When the file below exists, this page becomes the shareable public proof. Until then, it shows the exact structure and file path the recording will use.
Drop the recording here
A single unlisted Loom or exported MP4 is enough. This page is already linked from the landing page and the role-fit proof table.
This poster is intentionally a placeholder. It gives the page a finished visual surface now without pretending the recording is already public.
What the walkthrough should prove.
A strong recording answers the three customer-facing questions that matter most: can you demo it, can you teach it, and can you turn vague creative notes into something the product team can act on?
Open with the film anchor, then show one customer problem and one workflow answer instead of a repo tour.
Explain what a team should notice, what decision they should make next, and where the workflow is intentionally constrained.
Use the creative QA framing to show how "this feels wrong" becomes a scorecard, failure label, or product insight.
End on why the portfolio is organized around workflow adoption instead of isolated model novelty.
Supporting proof around the recording.
Once the walkthrough exists, these are the two pages that make it feel less like a standalone video and more like a real customer enablement package.
Workshop
How I would teach the workflow to a creative team after the first demo.
Demo deck
The compact pre-sales layer for recruiters, account teams, or hiring managers.
Film proof
The filmmaking context that keeps the whole workflow story grounded.

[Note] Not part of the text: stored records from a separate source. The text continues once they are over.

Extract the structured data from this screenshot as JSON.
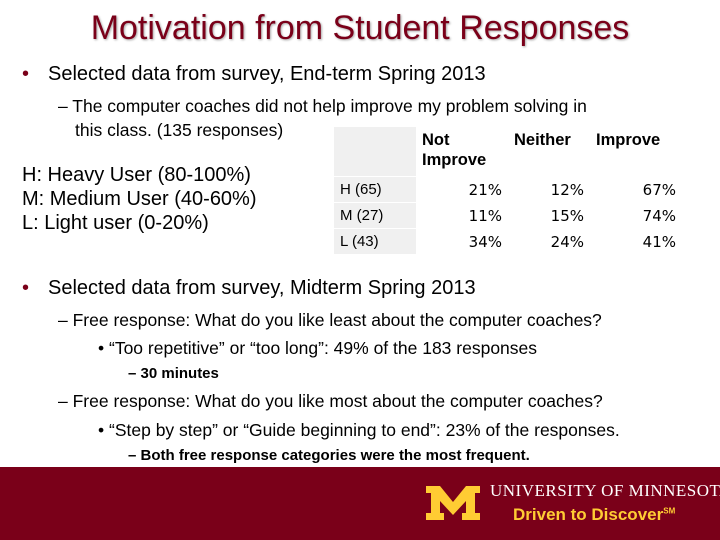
{
  "title": "Motivation from Student Responses",
  "section1": {
    "bullet": "Selected data from survey, End-term Spring 2013",
    "sub": "– The computer coaches did not help improve my problem solving in",
    "sub_cont": "this class.  (135 responses)"
  },
  "legend": [
    "H: Heavy User (80-100%)",
    "M: Medium User (40-60%)",
    "L: Light user (0-20%)"
  ],
  "table": {
    "headers": [
      "",
      "Not Improve",
      "Neither",
      "Improve"
    ],
    "rows": [
      {
        "label": "H (65)",
        "values": [
          "21%",
          "12%",
          "67%"
        ]
      },
      {
        "label": "M (27)",
        "values": [
          "11%",
          "15%",
          "74%"
        ]
      },
      {
        "label": "L (43)",
        "values": [
          "34%",
          "24%",
          "41%"
        ]
      }
    ]
  },
  "section2": {
    "bullet": "Selected data from survey, Midterm Spring 2013",
    "q1": "– Free response: What do you like least about the computer coaches?",
    "q1_answer": "“Too repetitive” or “too long”: 49% of the 183 responses",
    "q1_note": "– 30 minutes",
    "q2": "– Free response: What do you like most about the computer coaches?",
    "q2_answer": "“Step by step” or “Guide beginning to end”: 23% of the responses.",
    "q2_note": "– Both free response categories were the most frequent."
  },
  "footer": {
    "university": "UNIVERSITY OF MINNESOTA",
    "tagline": "Driven to Discover",
    "tagline_mark": "SM",
    "colors": {
      "maroon": "#7a0019",
      "gold": "#ffcc33"
    }
  }
}
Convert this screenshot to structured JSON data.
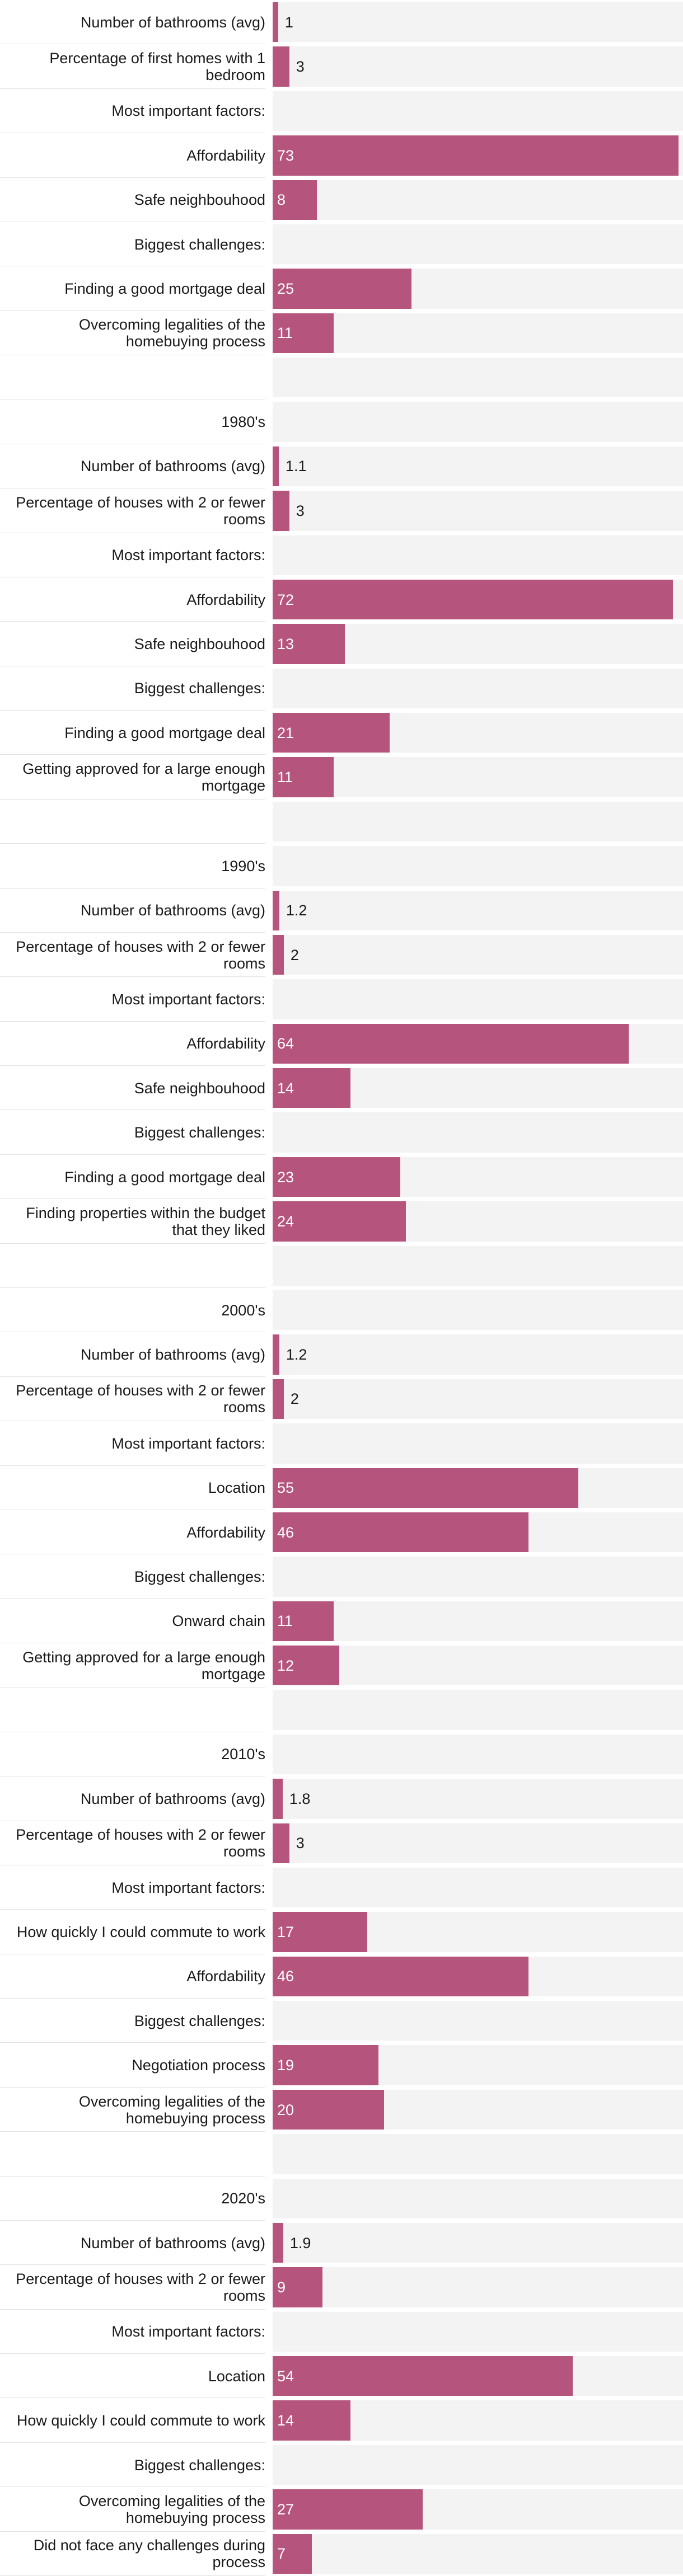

Recommended 90-second flow.
Keep it simple. One moving artifact is more persuasive than a longer, more polished reel that avoids the product conversation.
- 0:00-0:15 Start on film proof and explain the production constraint: story, continuity, and delivery matter more than novelty.
- 0:15-0:35 Open one case study from the portfolio and frame the customer problem in plain language.
- 0:35-0:55 Switch to the live splat viewer, orbit the sample scene, and explain what a creative team would review there.
- 0:55-1:15 Show how the creative QA lens turns review comments into explicit pass or fail language.
- 1:15-1:30 Close with the thesis: models become products when workflows make them usable.
"The recording does not need to be cinematic. It only needs to make it obvious that I can lead a customer through the workflow."